Interior cafe juga ditata apik. Ruangan perokok dipisah. Bagi kami yang bukan perokok ada disediakan ruang di sebelah. Pemisahnya dinding dengan ornamen kaca berkusen bulat-bulat. Dari dalam kita masih bisa menikmati pemandangan lalu lalang orang maupun kendaraan di Jalan Suryakencana.
Sayangnya, kehidupan di sepanjang jalan ini redup cepat karena pukul 18.00 sebagian besar toko sudah tutup, kecuali beberapa saja yang buka, seperti Ngesti yang baru tutup pada pukul 20.00. Atau warung-warung kopi dan toko roti yang rata-rata tutup pukul 22.00.
Untunglah ada Hotel 101 yang turut menggeliatkan kehidupan di sana. Berjarak sekitar 100 meter dari gerbang utama Kebun Raya Bogor, hotel ini banyak diminati pelancong.
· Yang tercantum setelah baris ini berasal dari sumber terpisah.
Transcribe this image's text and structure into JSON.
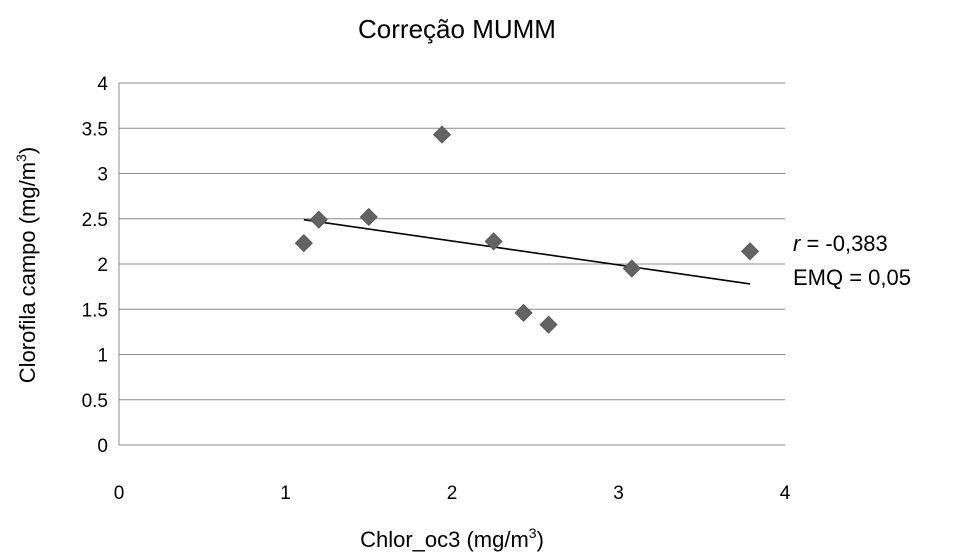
{
  "chart_data": {
    "type": "scatter",
    "title": "Correção MUMM",
    "xlabel": {
      "main": "Chlor_oc3 (mg/m",
      "sup": "3",
      "end": ")"
    },
    "ylabel": {
      "main": "Clorofila campo (mg/m",
      "sup": "3",
      "end": ")"
    },
    "xlim": [
      0,
      4
    ],
    "ylim": [
      0,
      4
    ],
    "x_ticks": [
      0,
      1,
      2,
      3,
      4
    ],
    "y_ticks": [
      0,
      0.5,
      1,
      1.5,
      2,
      2.5,
      3,
      3.5,
      4
    ],
    "x_tick_labels": [
      "0",
      "1",
      "2",
      "3",
      "4"
    ],
    "y_tick_labels": [
      "0",
      "0.5",
      "1",
      "1.5",
      "2",
      "2.5",
      "3",
      "3.5",
      "4"
    ],
    "grid": {
      "horizontal": true,
      "vertical": false
    },
    "points": [
      {
        "x": 1.11,
        "y": 2.23
      },
      {
        "x": 1.2,
        "y": 2.49
      },
      {
        "x": 1.5,
        "y": 2.52
      },
      {
        "x": 1.94,
        "y": 3.43
      },
      {
        "x": 2.25,
        "y": 2.25
      },
      {
        "x": 2.43,
        "y": 1.46
      },
      {
        "x": 2.58,
        "y": 1.33
      },
      {
        "x": 3.08,
        "y": 1.95
      },
      {
        "x": 3.79,
        "y": 2.14
      }
    ],
    "trendline": {
      "x": [
        1.11,
        3.79
      ],
      "y": [
        2.49,
        1.78
      ]
    },
    "annotations": {
      "r_symbol": "r",
      "r_value": " = -0,383",
      "emq": "EMQ = 0,05"
    },
    "colors": {
      "marker": "#636363",
      "trendline": "#000000",
      "grid": "#8c8c8c",
      "axis": "#8c8c8c"
    }
  }
}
Setelah tadi rehat sejenak di toko roti Mr. Yos, perjalanan kami lanjutkan hingga ke ujung Jalan Suryakencana yang merupakan perempatan ke Gang Aut.
Di sana aktivitas masih marak. Kawasan ini ramai terus terutama karena memang sejumlah pedagang makanan menumpuk di sana. Ada soto bening, sate ayam, bakso, penjual gorengan, hingga toko roti de Paris yang legedaris. Akhirnya, perjalanan kami akhiri dengan menyantap sate ayam Madura di Gang Aut. Enak dan terjangkau, itulah kesan kami.